Illegal Surveillance Bill will be approved in May

The photo reads the name of the campaign:" This Affects You – We are still being Wiretapped", 01 May 2014 - 18:37, Tbilisi,Georgia

Laws to forbid illegal surveillance of Georgian citizens is expected to be passed by Parliament at its first hearing on May 15 or 16, says Parliament Speaker David Usupashvili.

His comments were in response to the Prime Minister's statment asking Parliament to pass the Bill immediately, and the opinion of a large group of civil society organizations who  pushed for a legislative amendment to limit the law enforcement bodies surveillance capabilities.

"Before Parliament takes a month break due to the expected self-government elections, we will pass most of the amendments at the first hearing,” Usupashvili said at a press conference today.

"There is only one procedural issue relating to the mobile telecommunication companies that needs additional discussion.”

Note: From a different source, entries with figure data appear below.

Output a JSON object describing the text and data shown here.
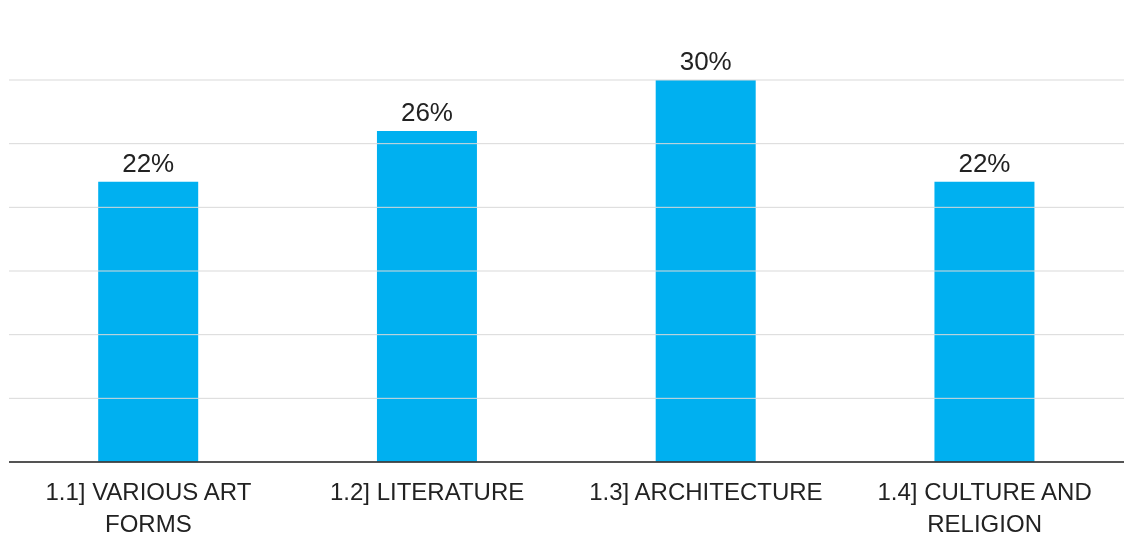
{
  "chart_data": {
    "type": "bar",
    "categories": [
      "1.1] VARIOUS ART FORMS",
      "1.2] LITERATURE",
      "1.3] ARCHITECTURE",
      "1.4] CULTURE AND RELIGION"
    ],
    "values": [
      22,
      26,
      30,
      22
    ],
    "value_labels": [
      "22%",
      "26%",
      "30%",
      "22%"
    ],
    "color": "#00b0f0",
    "ylim": [
      0,
      30
    ],
    "yticks": [
      0,
      5,
      10,
      15,
      20,
      25,
      30
    ],
    "grid": "y",
    "tick_labels": "x"
  }
}
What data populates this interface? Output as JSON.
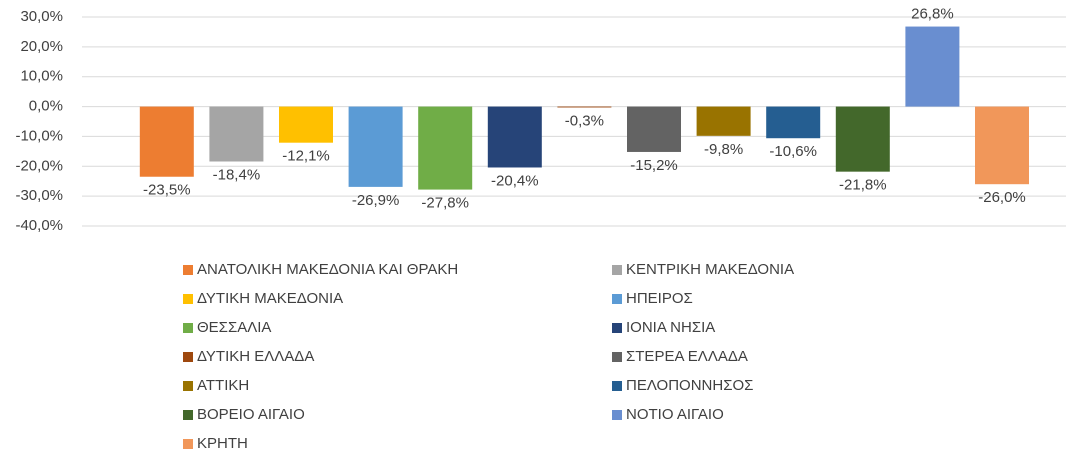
{
  "chart_data": {
    "type": "bar",
    "ylim": [
      -40,
      30
    ],
    "yticks": [
      {
        "value": -40,
        "label": "-40,0%"
      },
      {
        "value": -30,
        "label": "-30,0%"
      },
      {
        "value": -20,
        "label": "-20,0%"
      },
      {
        "value": -10,
        "label": "-10,0%"
      },
      {
        "value": 0,
        "label": "0,0%"
      },
      {
        "value": 10,
        "label": "10,0%"
      },
      {
        "value": 20,
        "label": "20,0%"
      },
      {
        "value": 30,
        "label": "30,0%"
      }
    ],
    "grid": true,
    "legend": "bottom",
    "series": [
      {
        "name": "ΑΝΑΤΟΛΙΚΗ ΜΑΚΕΔΟΝΙΑ ΚΑΙ ΘΡΑΚΗ",
        "color": "#ED7D31",
        "values": [
          -23.5
        ],
        "value_labels": [
          "-23,5%"
        ]
      },
      {
        "name": "ΚΕΝΤΡΙΚΗ ΜΑΚΕΔΟΝΙΑ",
        "color": "#A5A5A5",
        "values": [
          -18.4
        ],
        "value_labels": [
          "-18,4%"
        ]
      },
      {
        "name": "ΔΥΤΙΚΗ ΜΑΚΕΔΟΝΙΑ",
        "color": "#FFC000",
        "values": [
          -12.1
        ],
        "value_labels": [
          "-12,1%"
        ]
      },
      {
        "name": "ΗΠΕΙΡΟΣ",
        "color": "#5B9BD5",
        "values": [
          -26.9
        ],
        "value_labels": [
          "-26,9%"
        ]
      },
      {
        "name": "ΘΕΣΣΑΛΙΑ",
        "color": "#70AD47",
        "values": [
          -27.8
        ],
        "value_labels": [
          "-27,8%"
        ]
      },
      {
        "name": "ΙΟΝΙΑ ΝΗΣΙΑ",
        "color": "#264478",
        "values": [
          -20.4
        ],
        "value_labels": [
          "-20,4%"
        ]
      },
      {
        "name": "ΔΥΤΙΚΗ ΕΛΛΑΔΑ",
        "color": "#9E480E",
        "values": [
          -0.3
        ],
        "value_labels": [
          "-0,3%"
        ]
      },
      {
        "name": "ΣΤΕΡΕΑ ΕΛΛΑΔΑ",
        "color": "#636363",
        "values": [
          -15.2
        ],
        "value_labels": [
          "-15,2%"
        ]
      },
      {
        "name": "ΑΤΤΙΚΗ",
        "color": "#997300",
        "values": [
          -9.8
        ],
        "value_labels": [
          "-9,8%"
        ]
      },
      {
        "name": "ΠΕΛΟΠΟΝΝΗΣΟΣ",
        "color": "#255E91",
        "values": [
          -10.6
        ],
        "value_labels": [
          "-10,6%"
        ]
      },
      {
        "name": "ΒΟΡΕΙΟ ΑΙΓΑΙΟ",
        "color": "#43682B",
        "values": [
          -21.8
        ],
        "value_labels": [
          "-21,8%"
        ]
      },
      {
        "name": "ΝΟΤΙΟ ΑΙΓΑΙΟ",
        "color": "#698ED0",
        "values": [
          26.8
        ],
        "value_labels": [
          "26,8%"
        ]
      },
      {
        "name": "ΚΡΗΤΗ",
        "color": "#F1975A",
        "values": [
          -26.0
        ],
        "value_labels": [
          "-26,0%"
        ]
      }
    ]
  }
}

Parliament Speaker believed parties had agreed on most of the issues and talk surrounding illegal surveillance of Georgian citizens must be stopped.

Earlier today, organizations participating in the campaign "This Affects You – We are still being Wiretapped,” was slammed by the Prime Minister. The campaign is being run by non-government organizations against illegal surveillance. Prime Minister Garibashvili said this campaign was "damaging Georgia’s international reputation and undermining the country’s security”.

"When the image of our country is being strengthened in the international arena and we are showing progress every day, these people spend thousands of Lari in advertisements that destroy the country's image. I call this an undermining activity of the country", Garibashvili said at today's Governmental meeting.

He said the "This Affects You" campaign falsely claimed that citizens were still being eavesdropped.

Garibashvili also believed the version of the Bill presented by non-governmental groups and opposition party United National Movement (UNM) was a "real disaster" and it would have jeopardized the smooth and efficient work of the entire law enforcement system and security system of the country.

"We have not allowed this and we have started developing the mentioned Bill,” he said.

The Prime Minister’s criticism towards the NGO sector has been strongly opposed by "This Affects You" campaign member organisations, including Transparency International Georgia.

The anti-corruption watchdog’s executive director, Eka Gigauri believed law enforcement agencies had "immense surveillance capabilities" and called on the Government to be more corrective.

"The Ministry of Internal Affairs has the capability to eavesdrop successfully 21,000 citizens simultaneously and these facts have been mentioned not only by the civil society sector but in the reports of the EU's Special Adviser Thomas Hammarberg and in the State Department’s reports,” Gigauri said.

She said the PM had loed when he said the Bill had been proposed by UNM and NGO's. "The Bill was proposed by journalists Zviad Koridze and Lasha Tugushi and the Juridical Committee of Parliament,” she said.

The issue of illegal surveillance has become a subject of intense discussion in Georgia following the revelation thousands of secret video recordings were kept by the former government of Georgia.

The current Government has pledged to establish strong mechanisms in legislative and executive level to prevent illegal surveillance. But human rights and watchdog groups said despite these promises, law enforcement agencies still had unlimited access to data from communication service operators.